En una sartén con un chorro de AOVE sofreímos la cebolla picada a fuego medio-bajo.
Cuando la cebolla esté traslúcida incorporamos el brócoli cortado en trocitos.
Lo mantenemos varios minutos a fuego medio hasta que el brócoli esté más blando.
Añadimos los champiñones cortados en trozos de bocado (yo suelo comprar los champiñones enteros y cortarlos en 6-8 partes).
Subimos un poco el fuego y salpimentamos.

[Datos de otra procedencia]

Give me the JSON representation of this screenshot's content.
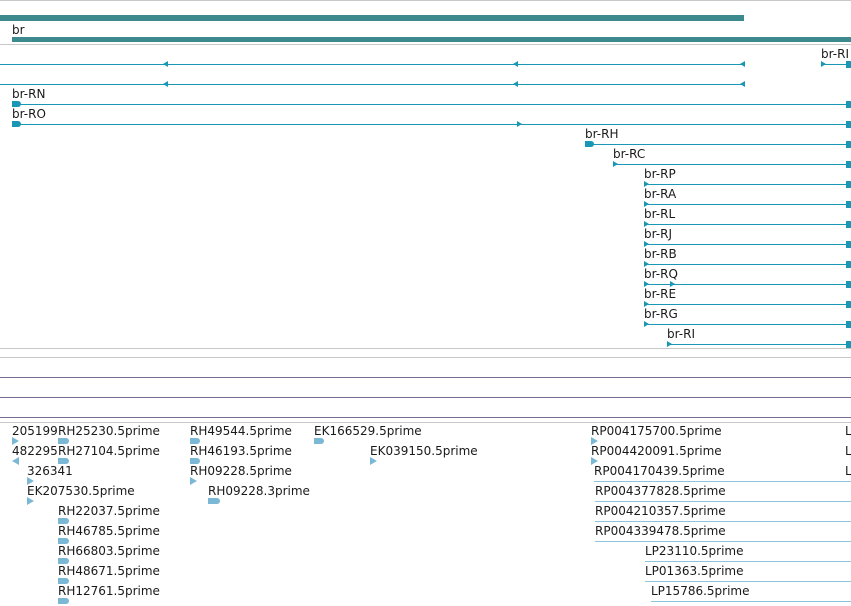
{
  "gene_track": {
    "gene_label": "br",
    "edge_label": "br-RI",
    "transcripts": [
      {
        "label": "br-RN"
      },
      {
        "label": "br-RO"
      },
      {
        "label": "br-RH"
      },
      {
        "label": "br-RC"
      },
      {
        "label": "br-RP"
      },
      {
        "label": "br-RA"
      },
      {
        "label": "br-RL"
      },
      {
        "label": "br-RJ"
      },
      {
        "label": "br-RB"
      },
      {
        "label": "br-RQ"
      },
      {
        "label": "br-RE"
      },
      {
        "label": "br-RG"
      },
      {
        "label": "br-RI"
      }
    ]
  },
  "est_track": {
    "col1": [
      "205199",
      "482295",
      "326341",
      "EK207530.5prime"
    ],
    "col2": [
      "RH25230.5prime",
      "RH27104.5prime",
      "RH22037.5prime",
      "RH46785.5prime",
      "RH66803.5prime",
      "RH48671.5prime",
      "RH12761.5prime"
    ],
    "col3": [
      "RH49544.5prime",
      "RH46193.5prime",
      "RH09228.5prime",
      "RH09228.3prime"
    ],
    "col4": [
      "EK166529.5prime",
      "EK039150.5prime"
    ],
    "col5": [
      "RP004175700.5prime",
      "RP004420091.5prime",
      "RP004170439.5prime",
      "RP004377828.5prime",
      "RP004210357.5prime",
      "RP004339478.5prime"
    ],
    "col6": [
      "LP23110.5prime",
      "LP01363.5prime",
      "LP15786.5prime"
    ],
    "edge": [
      "L",
      "L",
      "L"
    ]
  },
  "colors": {
    "gene_bar": "#3d8a8e",
    "transcript": "#1a97b5",
    "est": "#7ab8d6",
    "separator": "#7b6a8f"
  }
}
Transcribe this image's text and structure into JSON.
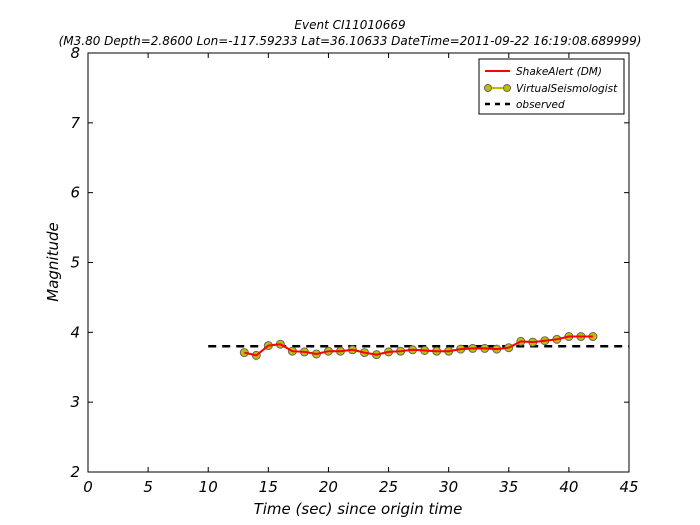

Cuando los champiñones hayan soltado todo el líquido y comiencen a dorarse, incorporamos el tofu sedoso, la nuez moscada, la harina de maíz y la levadura nutricional y lo dejamos removiendo bien durante un par de minutos antes de apagar el fuego.
Extendemos la lámina de masa y la dejamos atemperar fuera de la nevera durante 10 minutos antes de colocarla en el molde para horno.
Una vez pasado ese tiempo, la colocamos en el molde y añadimos el relleno. Ahora solo nos queda hornear a 180 grados durante 45-50 minutos, hasta que veamos que la quiche queda "cuajada".
Os recomiendo dejarla enfriar bien antes de desmoldarla, ¡espero que os encante!